It's extremely seldom that anybody wants me to change what I've written about them. Generally I portray them in a good light, if they're friends.
— Harvey Pekar
It didn't take long to establish myself, as far as people thinking my work was good. They liked it from the start.
I'm a guy that likes to sit in one place.
I try and write the way things happen. I don't try and fulfill people's wishes.
I think the people who would be the least interested in my work would be people who read lots of comic books.
I met Robert Crumb in 1962; he lived in Cleveland for a while. I took a look at his stuff. Crumb was doing stuff beyond what other writers and artists were doing. It was a step beyond Mad.
I continue to be disappointed that people don't try and diversify the kind of work they are doing in comics.

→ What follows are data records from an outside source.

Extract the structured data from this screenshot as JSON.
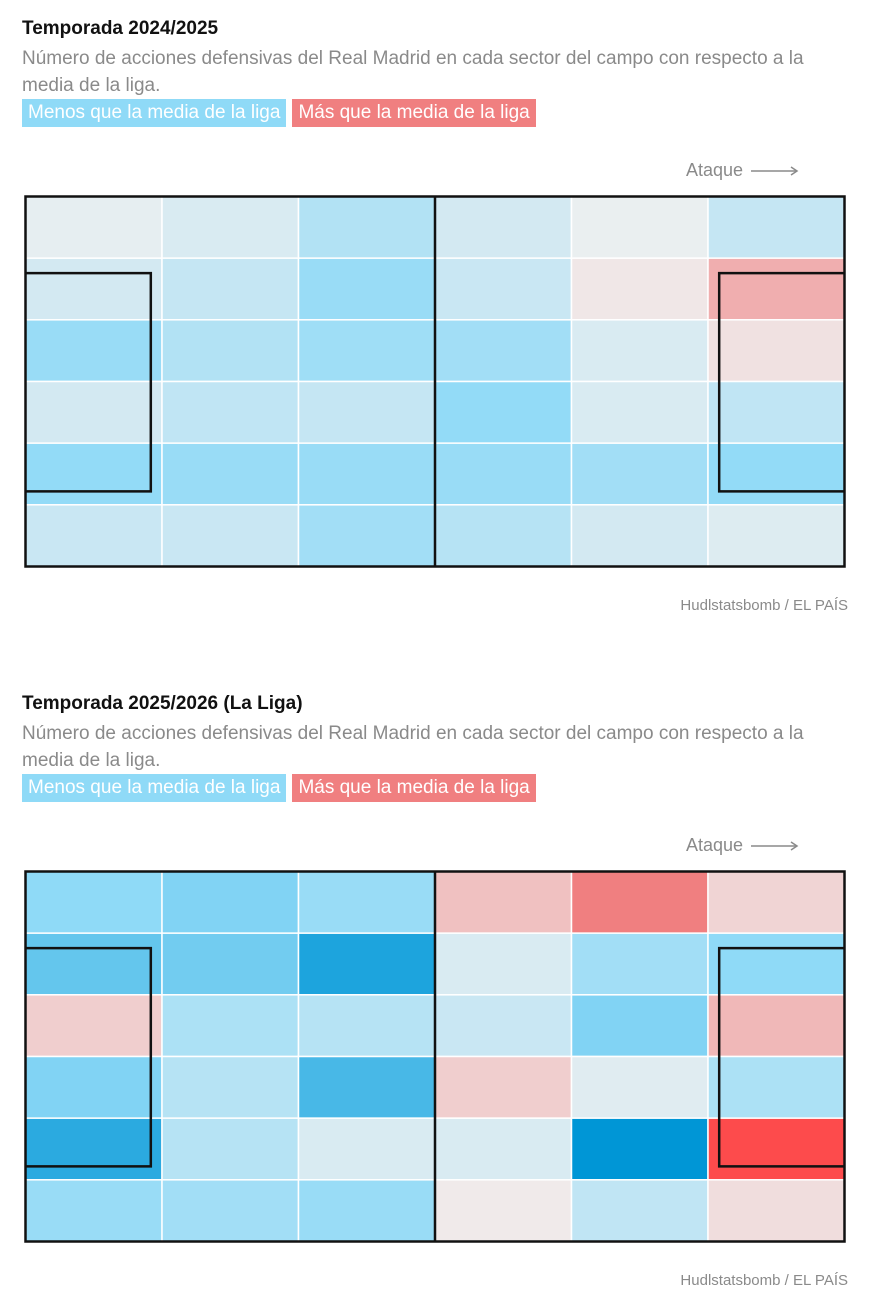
{
  "colors": {
    "less": "#8fdaf7",
    "more": "#f07f80",
    "lines": "#111111",
    "text_muted": "#8a8a8a"
  },
  "chart_data": [
    {
      "type": "heatmap",
      "title": "Temporada 2024/2025",
      "subtitle": "Número de acciones defensivas del Real Madrid en cada sector del campo con respecto a la media de la liga.",
      "legend": {
        "less": "Menos que la media de la liga",
        "more": "Más que la media de la liga"
      },
      "direction_label": "Ataque",
      "source": "Hudlstatsbomb / EL PAÍS",
      "rows": 6,
      "cols": 6,
      "value_scale": "relative to league average; negative = less (blue), positive = more (red)",
      "grid": [
        [
          -0.05,
          -0.12,
          -0.32,
          -0.15,
          -0.03,
          -0.22
        ],
        [
          -0.15,
          -0.22,
          -0.45,
          -0.2,
          0.05,
          0.35
        ],
        [
          -0.45,
          -0.32,
          -0.42,
          -0.4,
          -0.12,
          0.08
        ],
        [
          -0.15,
          -0.25,
          -0.22,
          -0.48,
          -0.12,
          -0.25
        ],
        [
          -0.48,
          -0.45,
          -0.45,
          -0.45,
          -0.4,
          -0.48
        ],
        [
          -0.2,
          -0.2,
          -0.4,
          -0.3,
          -0.15,
          -0.1
        ]
      ]
    },
    {
      "type": "heatmap",
      "title": "Temporada 2025/2026 (La Liga)",
      "subtitle": "Número de acciones defensivas del Real Madrid en cada sector del campo con respecto a la media de la liga.",
      "legend": {
        "less": "Menos que la media de la liga",
        "more": "Más que la media de la liga"
      },
      "direction_label": "Ataque",
      "source": "Hudlstatsbomb / EL PAÍS",
      "rows": 6,
      "cols": 6,
      "value_scale": "relative to league average; negative = less (blue), positive = more (red)",
      "grid": [
        [
          -0.5,
          -0.55,
          -0.45,
          0.25,
          0.6,
          0.15
        ],
        [
          -0.65,
          -0.6,
          -0.9,
          -0.12,
          -0.4,
          -0.5
        ],
        [
          0.18,
          -0.35,
          -0.3,
          -0.2,
          -0.55,
          0.3
        ],
        [
          -0.55,
          -0.3,
          -0.75,
          0.18,
          -0.08,
          -0.35
        ],
        [
          -0.85,
          -0.3,
          -0.12,
          -0.12,
          -1.0,
          0.95
        ],
        [
          -0.45,
          -0.4,
          -0.45,
          0.03,
          -0.25,
          0.1
        ]
      ]
    }
  ]
}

American Splendor is just an ongoing journal. It's an ongoing autobiography. I started it when I was in my early 30s, and I just keep going.
It seemed to me you could do anything in comics. So I started doing my thing, which is mainly influenced by novelists, stand-up comedians, that sort of thing.
I've probably had my day in the sun. I think I've influenced a lot of comic book writers.
I'd been familiar with comics, and I'd collected 'em when I was a kid, but after I got into junior high school, there wasn't much I was interested in.
I thought I had a great opportunity when I started doing my comic book in 1972. I thought there was so much territory to work in.
I think comics have far more potential than a lot of people realize.
I don't write about certain arguments I have with my wife. I'd get my head torn off if wrote about certain things.
I came up with American Splendor. Some people think it's American Squalor.
It makes you feel good to know that there's other people afflicted like you.
I'm doing research for a large comic book on the Beat Generation guys - Allen Ginsberg and Jack Kerouac and those guys.
I write scripts in storyboard fashion using stick figures, and thought balloons and word balloons and captions. Then I'll write descriptions of what scenes should look like and turn it over to the artist.
I think you can do anything with comics that you could do in just about any art form.
I really don't have a lot in common with the people who attend the Comic Con. It's like assuming that all people who write prose are the same.
I decided I was going to tell these stories. I went around and met Crumb. He was the cartoonist. I started realizing comics weren't just kid stuff.
Everybody's like everybody else, and everybody's different from everybody else.